Autor: Dass es dem Gesetzgeber so schwer fiel in Worte zu fassen, was nicht erlaubt ist, hat mit der schwer durchschaubaren Materie zu tun, denn die so genannte Wäsche von Geld unterscheidet sich in vielerlei Hinsicht nicht von dem, was normalerweise mit Geld gemacht wird. In der Neuen Juristischen Wochenschrift bilanziert Regierungsdirektor Wolfgang Hetzer die Schwierigkeiten bei der Bekämpfung der Geldwäsche:

2. Zitator: In einer Erfolgsgesellschaft spricht Geld für sich. Vermögen ist eine selbstreferentielle Legitimationsform geworden. Dieser mentale Untergrund begünstigt die Organisierte Kriminalität. Deren oberstes Ziel ist die Erlangung größtmöglichen Gewinns mit geringstmöglichem Einsatz. Ökonomische Rationalität gilt auch, wenn Organisierte Kriminalität ihre Gewinne aus strafbaren Handlungen schöpft. Viele der an ihr Beteiligten sind einem Tätertypus zuzuordnen, der nicht mehr nur die Rolle des seriösen Geschäftsmannes spielt, sondern in vielerlei Hinsicht das seriöse Geschäftsleben verkörpert. Für die Organisierte Kriminalität ist die Begehung von Straftaten nur ein Instrument (neben legalen Mitteln). Formell besteht zwischen dem Idealtyp einer kriminellen und einer legalen Organisation kein Unterschied.

Autor: In der Neuen Rhein Zeitung wird kurz vor der Verabschiedung des neuen Gesetzes denn auch ein beeindruckendes Beispiel erwähnt:

2. Sprecher: Mafia wäscht Drogengelder im Osten. Schmutziges Geld der Verbrecherorganisation kurbelt nach Erkenntnissen des italienischen Geheimdienstes in Ostdeutschland die Wirtschaft an. Von den bisherigen Investitionen in den Ostländern sollen rund 72 Milliarden, ein Drittel der Gesamtinvestitionen des letzten Jahres, aus Mafia-Kanälen stammen.

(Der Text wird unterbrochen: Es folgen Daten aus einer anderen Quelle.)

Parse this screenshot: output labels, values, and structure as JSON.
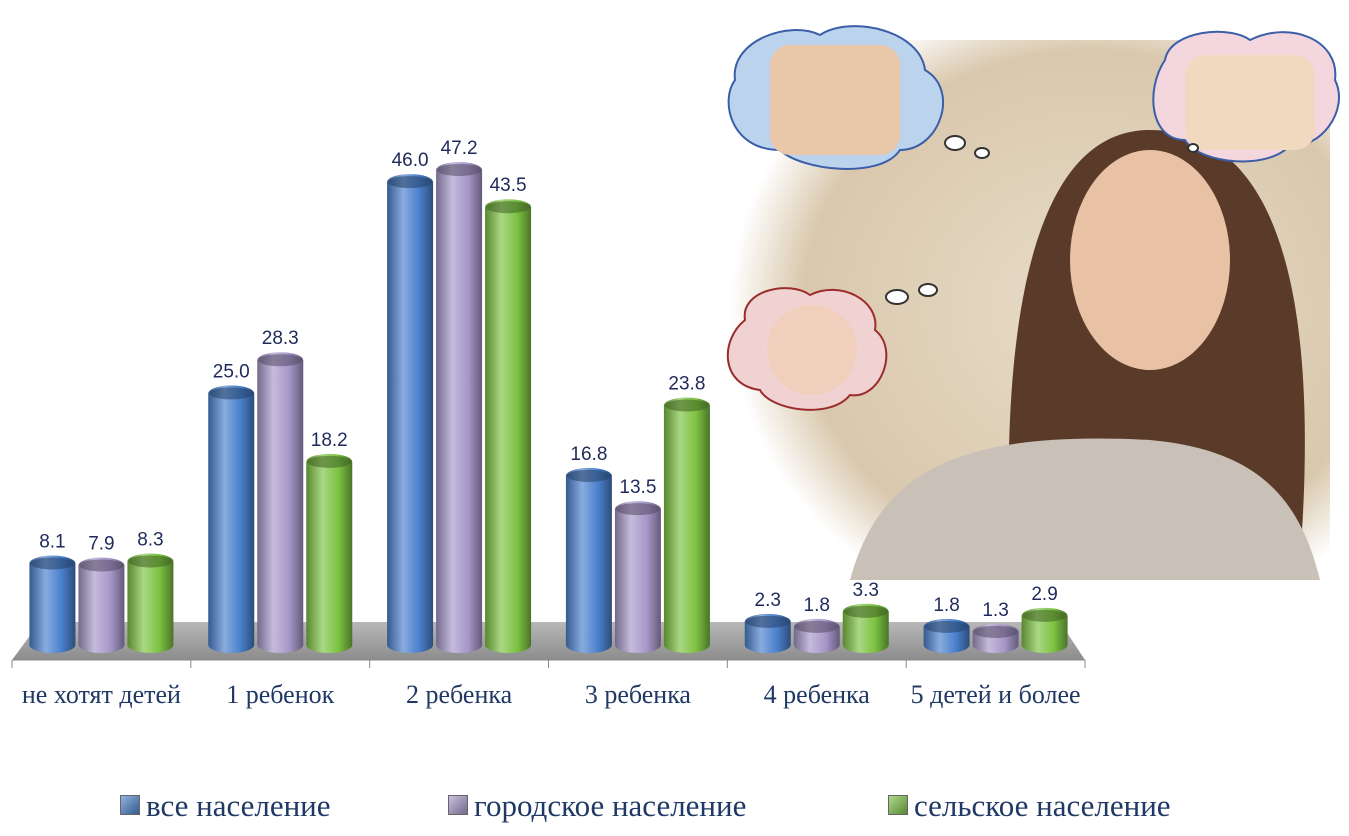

Autor: Ob diese Zahlen realistisch waren, ob es die heute genannten Milliardenbeträge sind, die angeblich Jahr für Jahr in Deutschland gewaschen werden, kann niemand sagen. Denn Organisierte Kriminalität, Mafia und "schmutziges Geld" sind nach wie vor keine juristisch präzise bestimmten Begriffe. Und die Angaben von Geheimdiensten sind nicht immer vertrauenswürdig. Tatsache ist jedenfalls, dass die Fälle von Geldwäsche, die in den zehn Jahren seit Einführung des Straftatbestandes vor Gericht gekommen sind, noch im zweistelligen Bereich liegen. Für die Kriminalstatistik sind das Peanuts. Für die Referatsleiterin Geldwäsche im Bundeskriminalamt ist die Diskrepanz von mehreren tausend Verfachtsanzeigen und knapp über 80 Verurteilungen allerdings kein Grund zur Entwarnung:

(3) O-Ton Dr. Vogt: Geldwäsche ist sicherlich kein Massendelikt, es geht dort eher um die Qualität der Straftaten. Wenn ich von dem professionellen Geldwäscher spreche, der für organisiert kriminelle Kreise arbeitet, dann ist das nichts, was jeden Tag vorkommt, sondern wir haben es hier schon mit einem exklusiveren Delikt zu tun. Vor allem ist das Dunkelfeld aber nicht einschätzbar.

(4) O-Ton Bundestag (Norbert Geis):Wir müssen gesetzliche Regelungen schaffen, die Polizei und Staatsanwaltschaft in die Lage versetzen, die Verbrechen wirksam zu verfolgen. Bei diesem Kampf werden unsere Bürgerinnen und Bürger auch Einschränkungen hinnehmen. Nicht der Staat allein kann Verbrechen bekämpfen, sondern er muss mit der Mithilfe der Bürger rechnen dürfen. Der jetzt vorgelegte Gesetzentwurf kann deshalb nur der erste Schritt sein.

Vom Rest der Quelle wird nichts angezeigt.